North Carolina is one of 12 states in the U.S. with a waiting list for the ADAP program, which targets low-income people with AIDS. One hundred and six people with AIDS were on the statewide waiting list in mid-November. North Carolina received $3 million in October from the federal government to reduce the waiting list by about 300 people.
AIDS treatment medications can cost anywhere between $15,000 and $20,000 per year.
The financial eligibility to qualify for the life-saving drugs in North Carolina was lowered in 2010 from 300 percent of the federal poverty level (annual income of $67,050 for a family of four), to 125 percent of the federal poverty level (annual income of $27,938 for a family of four). North Carolina also reduced the number and kinds of medications available to patients with AIDS.
As of last December, Wake County had 2,664 people living with HIV and an additional 1,120 people whose HIV infections had progressed to AIDS. County health care providers reported 123 people with new diagnoses of HIV and 56 people newly diagnosed with AIDS for the first three quarters of 2011.
North Carolina is starting to see a downward trend for both new HIV infections and new AIDS diagnoses according to Evelyn Foust, head of the Communicable Disease Branch of the state Department of Health and Human Services. She attributes the trend to increased HIV testing and increasing access to anti-retroviral medications.
“But if you stop fighting, if you stop making prevention and treatment a priority, you will see the numbers go back up,” Foust said.
“We know that medications are vital tool for the health of people living with HIV and also a tool for preventing new infection,” Hazirjian said. “And we know that keeping people’s viral loads down to undetectable has such tremendous public health benefits.”

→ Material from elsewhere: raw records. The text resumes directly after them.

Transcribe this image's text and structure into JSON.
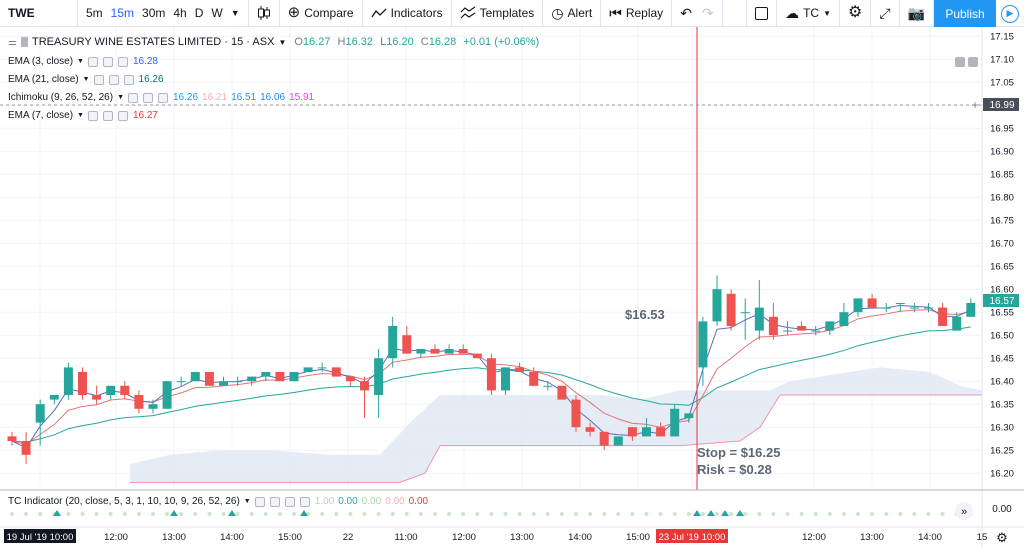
{
  "toolbar": {
    "symbol": "TWE",
    "timeframes": [
      "5m",
      "15m",
      "30m",
      "4h",
      "D",
      "W"
    ],
    "active_timeframe": "15m",
    "compare": "Compare",
    "indicators": "Indicators",
    "templates": "Templates",
    "alert": "Alert",
    "replay": "Replay",
    "tc": "TC",
    "publish": "Publish"
  },
  "legend": {
    "title": "TREASURY WINE ESTATES LIMITED · 15 · ASX",
    "open_label": "O",
    "open": "16.27",
    "high_label": "H",
    "high": "16.32",
    "low_label": "L",
    "low": "16.20",
    "close_label": "C",
    "close": "16.28",
    "change": "+0.01 (+0.06%)",
    "ema3_label": "EMA (3, close)",
    "ema3_value": "16.28",
    "ema21_label": "EMA (21, close)",
    "ema21_value": "16.26",
    "ichimoku_label": "Ichimoku (9, 26, 52, 26)",
    "ichimoku_values": [
      "16.26",
      "16.21",
      "16.51",
      "16.06",
      "15.91"
    ],
    "ema7_label": "EMA (7, close)",
    "ema7_value": "16.27"
  },
  "price_axis": {
    "ticks": [
      "17.15",
      "17.10",
      "17.05",
      "17.00",
      "16.95",
      "16.90",
      "16.85",
      "16.80",
      "16.75",
      "16.70",
      "16.65",
      "16.60",
      "16.55",
      "16.50",
      "16.45",
      "16.40",
      "16.35",
      "16.30",
      "16.25",
      "16.20"
    ],
    "marker_high": "16.99",
    "marker_last": "16.57",
    "indicator_tick": "0.00"
  },
  "time_axis": {
    "labels": [
      "19 Jul '19  10:00",
      "12:00",
      "13:00",
      "14:00",
      "15:00",
      "22",
      "11:00",
      "12:00",
      "13:00",
      "14:00",
      "15:00",
      "23 Jul '19  10:00",
      "12:00",
      "13:00",
      "14:00",
      "15"
    ]
  },
  "annotations": {
    "price_note": "$16.53",
    "stop": "Stop = $16.25",
    "risk": "Risk = $0.28"
  },
  "indicator_pane": {
    "label": "TC Indicator (20, close, 5, 3, 1, 10, 10, 9, 26, 52, 26)",
    "values": [
      "1.00",
      "0.00",
      "0.00",
      "0.00",
      "0.00"
    ]
  },
  "colors": {
    "up": "#26a69a",
    "down": "#ef5350",
    "ema3": "#2962ff",
    "ema21": "#26a69a",
    "cloud": "#dbe4f0",
    "accent": "#2196f3",
    "vline": "#e53935"
  },
  "chart_data": {
    "type": "candlestick",
    "ylim": [
      16.17,
      17.17
    ],
    "candles": [
      [
        16.28,
        16.29,
        16.26,
        16.27
      ],
      [
        16.27,
        16.29,
        16.22,
        16.24
      ],
      [
        16.31,
        16.36,
        16.26,
        16.35
      ],
      [
        16.36,
        16.37,
        16.35,
        16.37
      ],
      [
        16.37,
        16.44,
        16.36,
        16.43
      ],
      [
        16.42,
        16.43,
        16.36,
        16.37
      ],
      [
        16.37,
        16.39,
        16.35,
        16.36
      ],
      [
        16.37,
        16.39,
        16.36,
        16.39
      ],
      [
        16.39,
        16.4,
        16.36,
        16.37
      ],
      [
        16.37,
        16.38,
        16.33,
        16.34
      ],
      [
        16.34,
        16.36,
        16.33,
        16.35
      ],
      [
        16.34,
        16.4,
        16.34,
        16.4
      ],
      [
        16.4,
        16.41,
        16.39,
        16.4
      ],
      [
        16.4,
        16.42,
        16.4,
        16.42
      ],
      [
        16.42,
        16.42,
        16.39,
        16.39
      ],
      [
        16.39,
        16.41,
        16.39,
        16.4
      ],
      [
        16.4,
        16.41,
        16.39,
        16.4
      ],
      [
        16.4,
        16.41,
        16.39,
        16.41
      ],
      [
        16.41,
        16.42,
        16.4,
        16.42
      ],
      [
        16.42,
        16.42,
        16.4,
        16.4
      ],
      [
        16.4,
        16.42,
        16.4,
        16.42
      ],
      [
        16.42,
        16.43,
        16.42,
        16.43
      ],
      [
        16.43,
        16.44,
        16.42,
        16.43
      ],
      [
        16.43,
        16.43,
        16.41,
        16.41
      ],
      [
        16.41,
        16.41,
        16.39,
        16.4
      ],
      [
        16.4,
        16.41,
        16.32,
        16.38
      ],
      [
        16.37,
        16.47,
        16.32,
        16.45
      ],
      [
        16.45,
        16.54,
        16.43,
        16.52
      ],
      [
        16.5,
        16.52,
        16.46,
        16.46
      ],
      [
        16.46,
        16.47,
        16.45,
        16.47
      ],
      [
        16.47,
        16.48,
        16.46,
        16.46
      ],
      [
        16.46,
        16.48,
        16.46,
        16.47
      ],
      [
        16.47,
        16.48,
        16.46,
        16.46
      ],
      [
        16.46,
        16.46,
        16.45,
        16.45
      ],
      [
        16.45,
        16.46,
        16.37,
        16.38
      ],
      [
        16.38,
        16.43,
        16.37,
        16.43
      ],
      [
        16.43,
        16.44,
        16.42,
        16.42
      ],
      [
        16.42,
        16.43,
        16.39,
        16.39
      ],
      [
        16.39,
        16.4,
        16.38,
        16.39
      ],
      [
        16.39,
        16.39,
        16.36,
        16.36
      ],
      [
        16.36,
        16.37,
        16.29,
        16.3
      ],
      [
        16.3,
        16.31,
        16.28,
        16.29
      ],
      [
        16.29,
        16.29,
        16.25,
        16.26
      ],
      [
        16.26,
        16.28,
        16.26,
        16.28
      ],
      [
        16.3,
        16.3,
        16.27,
        16.28
      ],
      [
        16.28,
        16.32,
        16.28,
        16.3
      ],
      [
        16.3,
        16.31,
        16.28,
        16.28
      ],
      [
        16.28,
        16.35,
        16.28,
        16.34
      ],
      [
        16.32,
        16.33,
        16.31,
        16.33
      ],
      [
        16.43,
        16.54,
        16.39,
        16.53
      ],
      [
        16.53,
        16.63,
        16.52,
        16.6
      ],
      [
        16.59,
        16.6,
        16.51,
        16.52
      ],
      [
        16.55,
        16.58,
        16.49,
        16.55
      ],
      [
        16.51,
        16.62,
        16.49,
        16.56
      ],
      [
        16.54,
        16.57,
        16.49,
        16.5
      ],
      [
        16.51,
        16.53,
        16.5,
        16.51
      ],
      [
        16.52,
        16.53,
        16.51,
        16.51
      ],
      [
        16.51,
        16.52,
        16.5,
        16.51
      ],
      [
        16.51,
        16.53,
        16.5,
        16.53
      ],
      [
        16.52,
        16.57,
        16.52,
        16.55
      ],
      [
        16.55,
        16.58,
        16.54,
        16.58
      ],
      [
        16.58,
        16.59,
        16.56,
        16.56
      ],
      [
        16.56,
        16.57,
        16.55,
        16.56
      ],
      [
        16.57,
        16.57,
        16.55,
        16.57
      ],
      [
        16.56,
        16.57,
        16.55,
        16.56
      ],
      [
        16.56,
        16.57,
        16.55,
        16.56
      ],
      [
        16.56,
        16.57,
        16.52,
        16.52
      ],
      [
        16.51,
        16.55,
        16.51,
        16.54
      ],
      [
        16.54,
        16.58,
        16.54,
        16.57
      ]
    ]
  }
}
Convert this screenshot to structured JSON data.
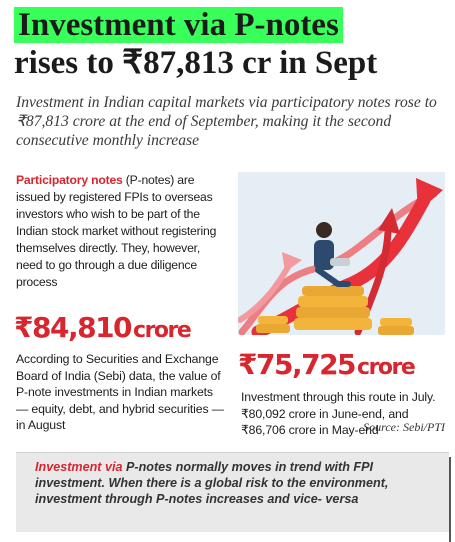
{
  "headline": {
    "highlight": "Investment via P-notes",
    "line2": "rises to ₹87,813 cr in Sept"
  },
  "dek": "Investment in Indian capital markets via participatory notes rose to ₹87,813 crore at the end of September, making it the second consecutive monthly increase",
  "lead": {
    "term": "Participatory notes",
    "rest": " (P-notes) are issued by registered FPIs to overseas investors who wish to be part of the Indian stock market without registering themselves directly. They, however, need to go through a due diligence process"
  },
  "stat_august": {
    "value": "₹84,810",
    "unit": "crore",
    "text": "According to Securities and Exchange Board of India (Sebi) data, the value of P-note investments in Indian markets — equity, debt, and hybrid securities — in August"
  },
  "stat_july": {
    "value": "₹75,725",
    "unit": "crore",
    "text": "Investment through this route in July. ₹80,092 crore in June-end, and ₹86,706 crore in May-end"
  },
  "source": "Source: Sebi/PTI",
  "note": {
    "lead": "Investment via",
    "rest": " P-notes normally moves in trend with FPI investment. When there is a global risk to the environment, investment through P-notes increases and vice- versa"
  },
  "illustration": {
    "icon": "investor-growth-chart-illustration",
    "colors": {
      "arrow": "#e8313a",
      "coins": "#f2b43a",
      "person": "#2c4a6e",
      "bg": "#e6eef5"
    }
  }
}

Hazirjian cited an international study lead by researchers at UNC-Chapel Hill that found a 96 percent drop in the rate of transmission of HIV between couples where one partner was HIV-positive and the other was not.
According to research by the Duke Center for Health Policy and Inequalities Research, states in the Southern U.S. have the highest rates of new HIV infections in the country. And more than 99 percent of people on ADAP waiting lists are in states in the South.